Metadata-Version: 2.4
Name: diskdantic
Version: 0.1.0
Summary: Disk-backed collections powered by Pydantic models.
Author-email: koaning <vincentwarmerdam@gmail.com>
Requires-Python: >=3.12
Requires-Dist: pydantic>=2.12.4
Requires-Dist: pyyaml>=6.0.3
Description-Content-Type: text/markdown

## diskdantic

> Instead of having an ORM on top of a database, why not have a collection on top of a folder?

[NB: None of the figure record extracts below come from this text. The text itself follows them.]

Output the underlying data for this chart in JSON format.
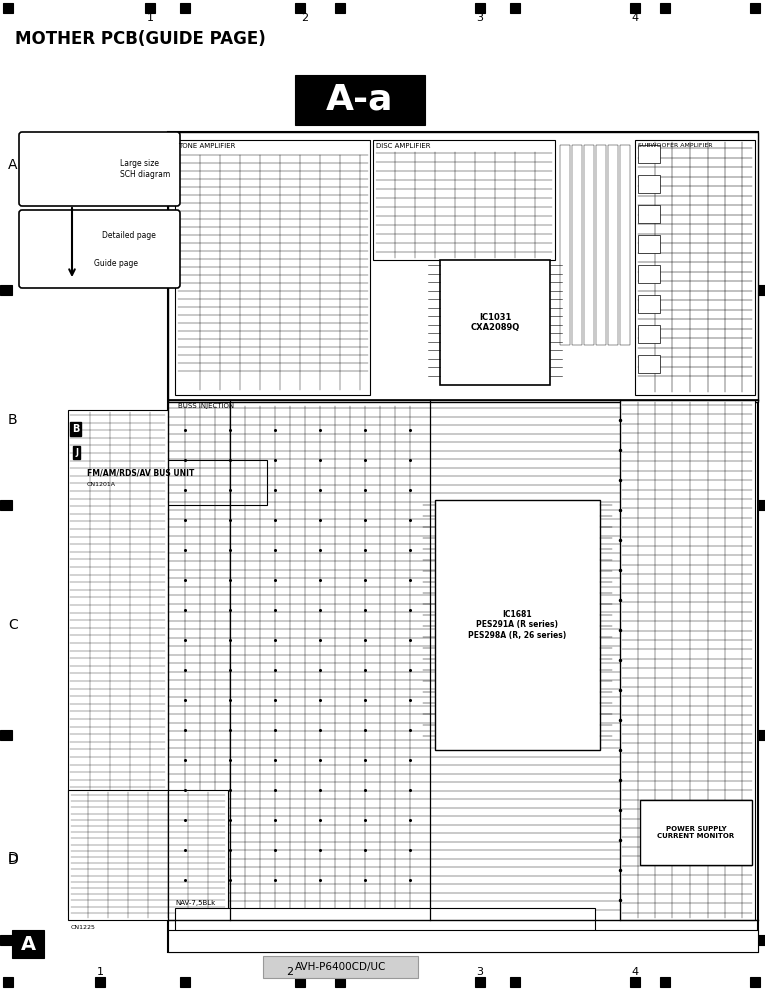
{
  "title": "MOTHER PCB(GUIDE PAGE)",
  "center_label": "A-a",
  "bottom_model": "AVH-P6400CD/UC",
  "bottom_label_A": "A",
  "bg_color": "#ffffff",
  "legend_box1_text": "Large size\nSCH diagram",
  "legend_box2_text_top": "Guide page",
  "legend_box2_text_bot": "Detailed page",
  "fm_am_label": "FM/AM/RDS/AV BUS UNIT",
  "ic1031_label": "IC1031\nCXA2089Q",
  "ic1681_label": "IC1681\nPES291A (R series)\nPES298A (R, 26 series)",
  "nav_label": "NAV-7,5BLk",
  "power_label": "POWER SUPPLY\nCURRENT MONITOR",
  "gray_box_color": "#d0d0d0",
  "tone_amp_label": "TONE AMPLIFIER",
  "disc_amp_label": "DISC AMPLIFIER",
  "sub_label": "SUBWOOFER AMPLIFIER",
  "bus_inject_label": "BUSS INJECTION"
}
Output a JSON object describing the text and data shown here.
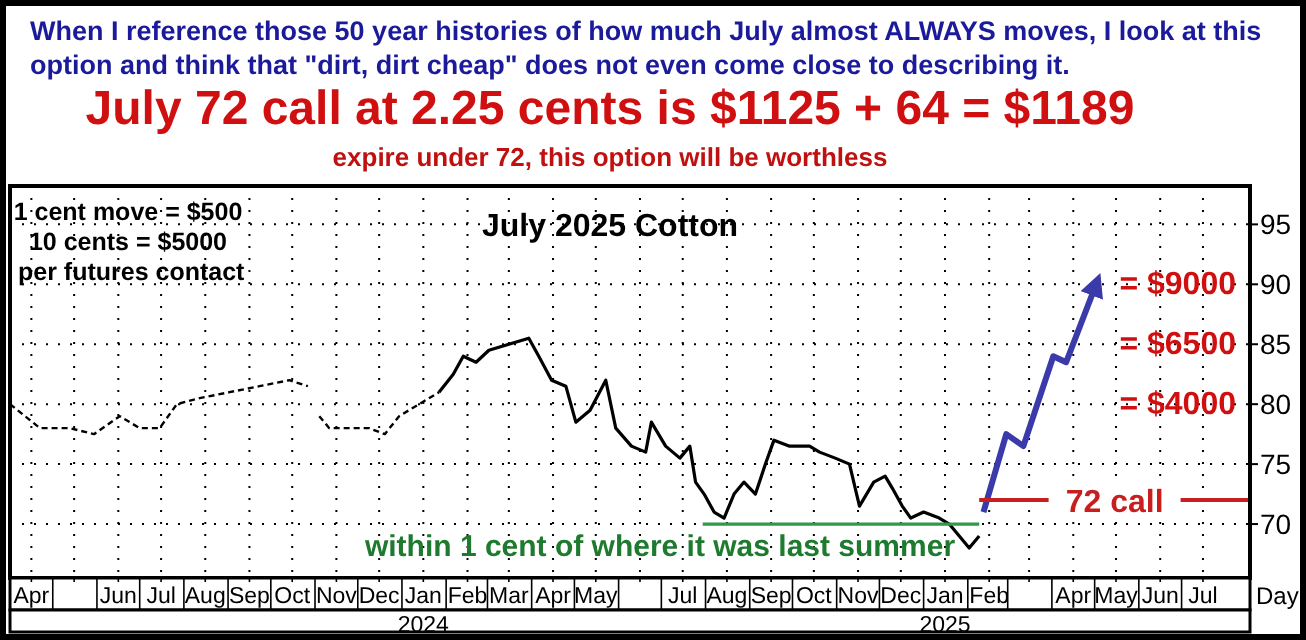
{
  "chart_data": {
    "type": "line",
    "title": "July 2025 Cotton",
    "xlabel": "Day",
    "xlim": [
      "2023-04-01",
      "2025-08-18"
    ],
    "ylim": [
      65.5,
      98.2
    ],
    "yticks": [
      70,
      75,
      80,
      85,
      90,
      95
    ],
    "xticks": [
      {
        "value": "2023-04-16",
        "label": "Apr"
      },
      {
        "value": "2023-05-16",
        "label": null
      },
      {
        "value": "2023-06-16",
        "label": "Jun"
      },
      {
        "value": "2023-07-16",
        "label": "Jul"
      },
      {
        "value": "2023-08-16",
        "label": "Aug"
      },
      {
        "value": "2023-09-16",
        "label": "Sep"
      },
      {
        "value": "2023-10-16",
        "label": "Oct"
      },
      {
        "value": "2023-11-16",
        "label": "Nov"
      },
      {
        "value": "2023-12-16",
        "label": "Dec"
      },
      {
        "value": "2024-01-16",
        "label": "Jan 2024"
      },
      {
        "value": "2024-02-16",
        "label": "Feb"
      },
      {
        "value": "2024-03-16",
        "label": "Mar"
      },
      {
        "value": "2024-04-16",
        "label": "Apr"
      },
      {
        "value": "2024-05-16",
        "label": "May"
      },
      {
        "value": "2024-06-16",
        "label": null
      },
      {
        "value": "2024-07-16",
        "label": "Jul"
      },
      {
        "value": "2024-08-16",
        "label": "Aug"
      },
      {
        "value": "2024-09-16",
        "label": "Sep"
      },
      {
        "value": "2024-10-16",
        "label": "Oct"
      },
      {
        "value": "2024-11-16",
        "label": "Nov"
      },
      {
        "value": "2024-12-16",
        "label": "Dec"
      },
      {
        "value": "2025-01-16",
        "label": "Jan 2025"
      },
      {
        "value": "2025-02-16",
        "label": "Feb"
      },
      {
        "value": "2025-03-16",
        "label": null
      },
      {
        "value": "2025-04-16",
        "label": "Apr"
      },
      {
        "value": "2025-05-16",
        "label": "May"
      },
      {
        "value": "2025-06-16",
        "label": "Jun"
      },
      {
        "value": "2025-07-16",
        "label": "Jul"
      }
    ],
    "grid": true,
    "marker": "none",
    "series": [
      {
        "color": "#000000",
        "line_style": "dashed",
        "x": [
          "2023-04-01",
          "2023-04-22",
          "2023-05-13",
          "2023-05-30",
          "2023-06-17",
          "2023-07-01",
          "2023-07-15",
          "2023-07-27",
          "2023-08-12",
          "2023-09-02",
          "2023-09-23",
          "2023-10-14",
          "2023-10-27",
          "2023-11-01",
          "2023-11-04",
          "2023-11-11",
          "2023-11-25",
          "2023-12-09",
          "2023-12-20",
          "2023-12-30",
          "2024-01-13",
          "2024-01-27"
        ],
        "values": [
          80,
          78,
          78,
          77.5,
          79,
          78,
          78,
          80,
          80.5,
          81,
          81.5,
          82,
          81.5,
          null,
          79,
          78,
          78,
          78,
          77.5,
          79,
          80,
          81
        ]
      },
      {
        "color": "#000000",
        "line_style": "solid",
        "x": [
          "2024-01-27",
          "2024-02-06",
          "2024-02-13",
          "2024-02-22",
          "2024-03-02",
          "2024-03-16",
          "2024-03-30",
          "2024-04-06",
          "2024-04-15",
          "2024-04-25",
          "2024-05-02",
          "2024-05-12",
          "2024-05-23",
          "2024-05-30",
          "2024-06-10",
          "2024-06-20",
          "2024-06-24",
          "2024-07-04",
          "2024-07-14",
          "2024-07-21",
          "2024-07-25",
          "2024-07-31",
          "2024-08-07",
          "2024-08-14",
          "2024-08-21",
          "2024-08-28",
          "2024-09-05",
          "2024-09-12",
          "2024-09-18",
          "2024-09-29",
          "2024-10-13",
          "2024-10-20",
          "2024-10-31",
          "2024-11-10",
          "2024-11-17",
          "2024-11-27",
          "2024-12-05",
          "2024-12-10",
          "2024-12-17",
          "2024-12-23",
          "2025-01-01",
          "2025-01-12",
          "2025-01-19",
          "2025-01-26",
          "2025-02-02",
          "2025-02-09"
        ],
        "values": [
          81,
          82.5,
          84,
          83.5,
          84.5,
          85,
          85.5,
          84,
          82,
          81.5,
          78.5,
          79.5,
          82,
          78,
          76.5,
          76,
          78.5,
          76.5,
          75.5,
          76.5,
          73.5,
          72.5,
          71,
          70.5,
          72.5,
          73.5,
          72.5,
          75,
          77,
          76.5,
          76.5,
          76,
          75.5,
          75,
          71.5,
          73.5,
          74,
          73,
          71.5,
          70.5,
          71,
          70.5,
          70,
          69,
          68,
          69
        ]
      },
      {
        "color": "#3a3aaa",
        "line_style": "solid",
        "x": [
          "2025-02-12",
          "2025-02-28",
          "2025-03-12",
          "2025-04-02",
          "2025-04-11",
          "2025-05-02"
        ],
        "values": [
          71,
          77.5,
          76.5,
          84,
          83.5,
          90
        ]
      },
      {
        "color": "#2e9a48",
        "line_style": "solid",
        "x": [
          "2024-07-30",
          "2025-02-09"
        ],
        "values": [
          70,
          70
        ]
      },
      {
        "name": "72 call",
        "color": "#c81e1e",
        "line_style": "solid",
        "x": [
          "2025-02-09",
          "2025-08-18"
        ],
        "values": [
          72,
          72
        ]
      }
    ],
    "annotations": [
      "When I reference those 50 year histories of how much July almost ALWAYS moves, I look at this option and think that \"dirt, dirt cheap\" does not even come close to describing it.",
      "July 72 call at 2.25 cents is $1125 + 64 = $1189",
      "expire under 72, this option will be worthless",
      "1 cent move = $500",
      "10 cents = $5000",
      "per futures contact",
      "within 1 cent of where it was last summer",
      "= $9000",
      "= $6500",
      "= $4000"
    ]
  }
}
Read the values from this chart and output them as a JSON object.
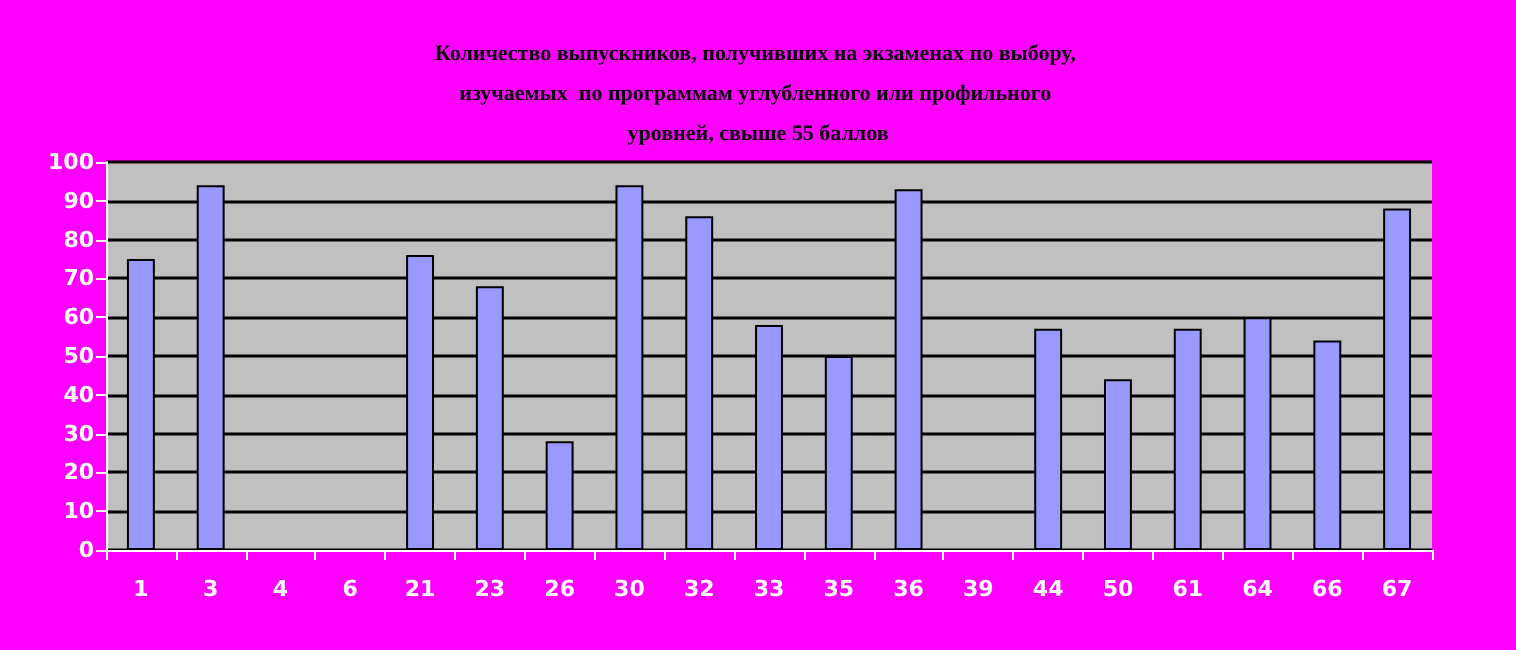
{
  "chart_data": {
    "type": "bar",
    "title": "Количество выпускников, получивших на экзаменах по выбору, изучаемых  по программам углубленного или профильного уровней, свыше 55 баллов",
    "categories": [
      "1",
      "3",
      "4",
      "6",
      "21",
      "23",
      "26",
      "30",
      "32",
      "33",
      "35",
      "36",
      "39",
      "44",
      "50",
      "61",
      "64",
      "66",
      "67"
    ],
    "values": [
      75,
      94,
      null,
      null,
      76,
      68,
      28,
      94,
      86,
      58,
      50,
      93,
      null,
      57,
      44,
      57,
      60,
      54,
      88
    ],
    "color": "#9999ff",
    "ylim": [
      0,
      100
    ],
    "yticks": [
      0,
      10,
      20,
      30,
      40,
      50,
      60,
      70,
      80,
      90,
      100
    ],
    "grid": "y"
  }
}
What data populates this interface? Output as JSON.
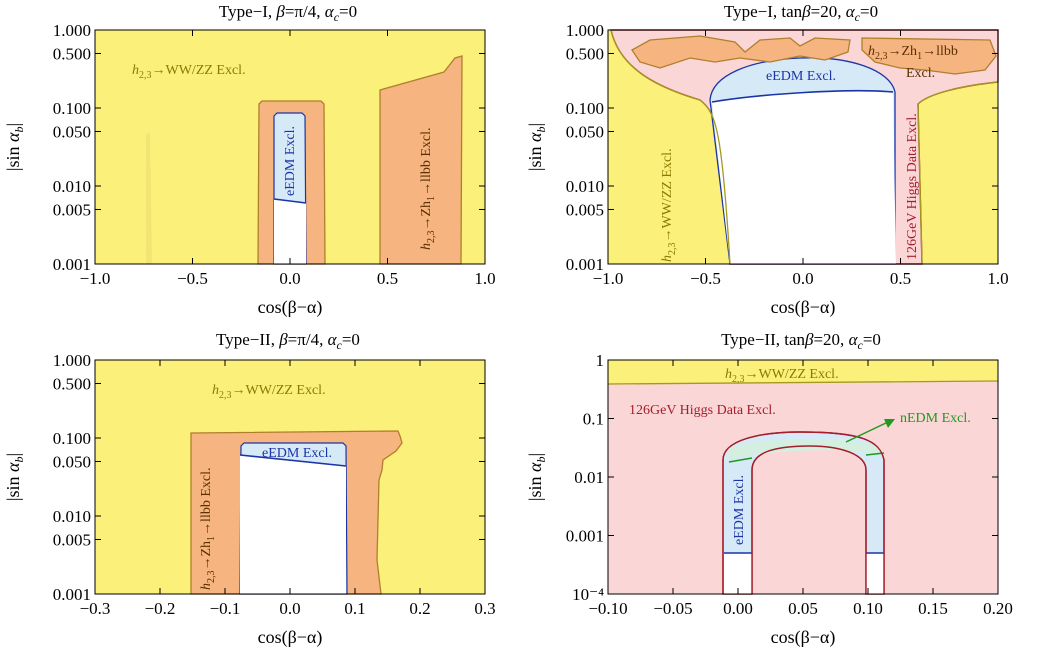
{
  "colors": {
    "ww_zz": "#fbf07a",
    "ww_zz_edge": "#a39a1e",
    "zh_llbb": "#f6b480",
    "zh_llbb_edge": "#b07f2a",
    "edm": "#d6e9f7",
    "edm_edge": "#1a35a8",
    "higgs_data": "#fbd6d6",
    "higgs_data_edge": "#a41e2b",
    "nedm": "#d4efe0",
    "nedm_edge": "#1e9a1e",
    "allowed": "#ffffff",
    "frame": "#000000"
  },
  "chart_data": [
    {
      "id": "p1",
      "type": "region",
      "title": "Type−I, β=π/4, αc=0",
      "title_parts": {
        "prefix": "Type−I, ",
        "beta": "β",
        "beta_rest": "=π/4, ",
        "alpha": "α",
        "sub": "c",
        "rest": "=0"
      },
      "xlabel": "cos(β−α)",
      "ylabel": "|sin αb|",
      "xlim": [
        -1.0,
        1.0
      ],
      "ylim": [
        0.001,
        1.0
      ],
      "yscale": "log",
      "xticks": [
        "−1.0",
        "−0.5",
        "0.0",
        "0.5",
        "1.0"
      ],
      "xtick_values": [
        -1.0,
        -0.5,
        0.0,
        0.5,
        1.0
      ],
      "yticks": [
        "0.001",
        "0.005",
        "0.010",
        "0.050",
        "0.100",
        "0.500",
        "1.000"
      ],
      "ytick_values": [
        0.001,
        0.005,
        0.01,
        0.05,
        0.1,
        0.5,
        1.0
      ],
      "labels": {
        "ww_zz": "h2,3→WW/ZZ Excl.",
        "zh_llbb": "h2,3→Zh1→llbb Excl.",
        "edm": "eEDM Excl."
      }
    },
    {
      "id": "p2",
      "type": "region",
      "title": "Type−I, tanβ=20, αc=0",
      "title_parts": {
        "prefix": "Type−I, tan",
        "beta": "β",
        "beta_rest": "=20, ",
        "alpha": "α",
        "sub": "c",
        "rest": "=0"
      },
      "xlabel": "cos(β−α)",
      "ylabel": "|sin αb|",
      "xlim": [
        -1.0,
        1.0
      ],
      "ylim": [
        0.001,
        1.0
      ],
      "yscale": "log",
      "xticks": [
        "−1.0",
        "−0.5",
        "0.0",
        "0.5",
        "1.0"
      ],
      "xtick_values": [
        -1.0,
        -0.5,
        0.0,
        0.5,
        1.0
      ],
      "yticks": [
        "0.001",
        "0.005",
        "0.010",
        "0.050",
        "0.100",
        "0.500",
        "1.000"
      ],
      "ytick_values": [
        0.001,
        0.005,
        0.01,
        0.05,
        0.1,
        0.5,
        1.0
      ],
      "labels": {
        "ww_zz": "h2,3→WW/ZZ Excl.",
        "zh_llbb": "h2,3→Zh1→llbb",
        "zh_llbb_2": "Excl.",
        "edm": "eEDM Excl.",
        "higgs_data": "126GeV Higgs Data Excl."
      }
    },
    {
      "id": "p3",
      "type": "region",
      "title": "Type−II, β=π/4, αc=0",
      "title_parts": {
        "prefix": "Type−II, ",
        "beta": "β",
        "beta_rest": "=π/4, ",
        "alpha": "α",
        "sub": "c",
        "rest": "=0"
      },
      "xlabel": "cos(β−α)",
      "ylabel": "|sin αb|",
      "xlim": [
        -0.3,
        0.3
      ],
      "ylim": [
        0.001,
        1.0
      ],
      "yscale": "log",
      "xticks": [
        "−0.3",
        "−0.2",
        "−0.1",
        "0.0",
        "0.1",
        "0.2",
        "0.3"
      ],
      "xtick_values": [
        -0.3,
        -0.2,
        -0.1,
        0.0,
        0.1,
        0.2,
        0.3
      ],
      "yticks": [
        "0.001",
        "0.005",
        "0.010",
        "0.050",
        "0.100",
        "0.500",
        "1.000"
      ],
      "ytick_values": [
        0.001,
        0.005,
        0.01,
        0.05,
        0.1,
        0.5,
        1.0
      ],
      "labels": {
        "ww_zz": "h2,3→WW/ZZ Excl.",
        "zh_llbb": "h2,3→Zh1→llbb Excl.",
        "edm": "eEDM Excl."
      }
    },
    {
      "id": "p4",
      "type": "region",
      "title": "Type−II, tanβ=20, αc=0",
      "title_parts": {
        "prefix": "Type−II, tan",
        "beta": "β",
        "beta_rest": "=20, ",
        "alpha": "α",
        "sub": "c",
        "rest": "=0"
      },
      "xlabel": "cos(β−α)",
      "ylabel": "|sin αb|",
      "xlim": [
        -0.1,
        0.2
      ],
      "ylim": [
        0.0001,
        1.0
      ],
      "yscale": "log",
      "xticks": [
        "−0.10",
        "−0.05",
        "0.00",
        "0.05",
        "0.10",
        "0.15",
        "0.20"
      ],
      "xtick_values": [
        -0.1,
        -0.05,
        0.0,
        0.05,
        0.1,
        0.15,
        0.2
      ],
      "yticks": [
        "10⁻⁴",
        "0.001",
        "0.01",
        "0.1",
        "1"
      ],
      "ytick_values": [
        0.0001,
        0.001,
        0.01,
        0.1,
        1.0
      ],
      "labels": {
        "ww_zz": "h2,3→WW/ZZ Excl.",
        "higgs_data": "126GeV Higgs Data Excl.",
        "nedm": "nEDM Excl.",
        "edm": "eEDM Excl."
      }
    }
  ]
}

Disk-backed collections powered by Pydantic models. This is pretty much the whole API:

```python
from datetime import date
from pydantic import BaseModel
from diskdantic import Collection


class BlogPost(BaseModel):
    title: str
    date: date
    tags: list[str]
    draft: bool = False
    content: str


posts = Collection(
    BlogPost,
    path="./blog/posts",
    format="markdown",    # required when the folder is empty
    body_field="content", # required when format is markdown (for the body)
)

recent = posts.filter(lambda post: not post.draft).order_by("-date").head(3)
for post in recent:
    print(post.title)

new_post = BlogPost(
    title="Hello World",
    date=date.today(),
    tags=["intro"],
    content="# Hello\n\nIt works!",
)
posts.add(new_post)
```

There are also loads of utility functions. 

```python
# Get all published posts
published = posts.filter(lambda post: not post.draft)

# Get posts with specific tag
intro_posts = posts.filter(lambda post: "intro" in post.tags)

# Chain filters
recent_published = posts.filter(lambda p: not p.draft).filter(lambda p: p.date.year == 2025)
```

It's meant to work with markdown files, but it should also work with yaml/json.

## API Reference

### Query Methods

- **`filter(predicate)`** - Filter items by a predicate function
- **`order_by(field)`** - Sort by field (prefix with `-` for descending)
- **`head(n=5)`** - Get first n items
- **`tail(n=5)`** - Get last n items
- **`to_list()`** - Materialize query to list
- **`count()`** - Count matching items
- **`first()`** - Get first item or None
- **`last()`** - Get last item or None
- **`exists(predicate=None)`** - Check if any items match
- **`get(filename)`** - Load specific file by name

### Lifecycle Methods

- **`add(model, path=None)`** - Add new model to collection (returns Path)
- **`update(model)`** - Update existing model on disk (returns Path)
- **`upsert(model)`** - Add if new, update if exists (returns Path)
- **`delete(target)`** - Delete by model, filename, or Path
- **`refresh(model)`** - Reload model from disk
- **`path_for(model)`** - Get disk path for a model

### Iteration

Collections are iterable and return model instances:

```python
for post in posts:
    print(post.title)
```

## Why?

It makes it easier to write a custom CMS on top of your disk, which is nice. But it also feels like a fun thing that should exist. It's mainly a fun brainfart for now, but I can see some areas where I might make it better too.

1. Figure out a nice API for a nested collection. The library has one now, but undocumented for a reason.
2. Maybe make it more performant by seeing how far I can push the lazy loading. Though I doubt this will be worth it.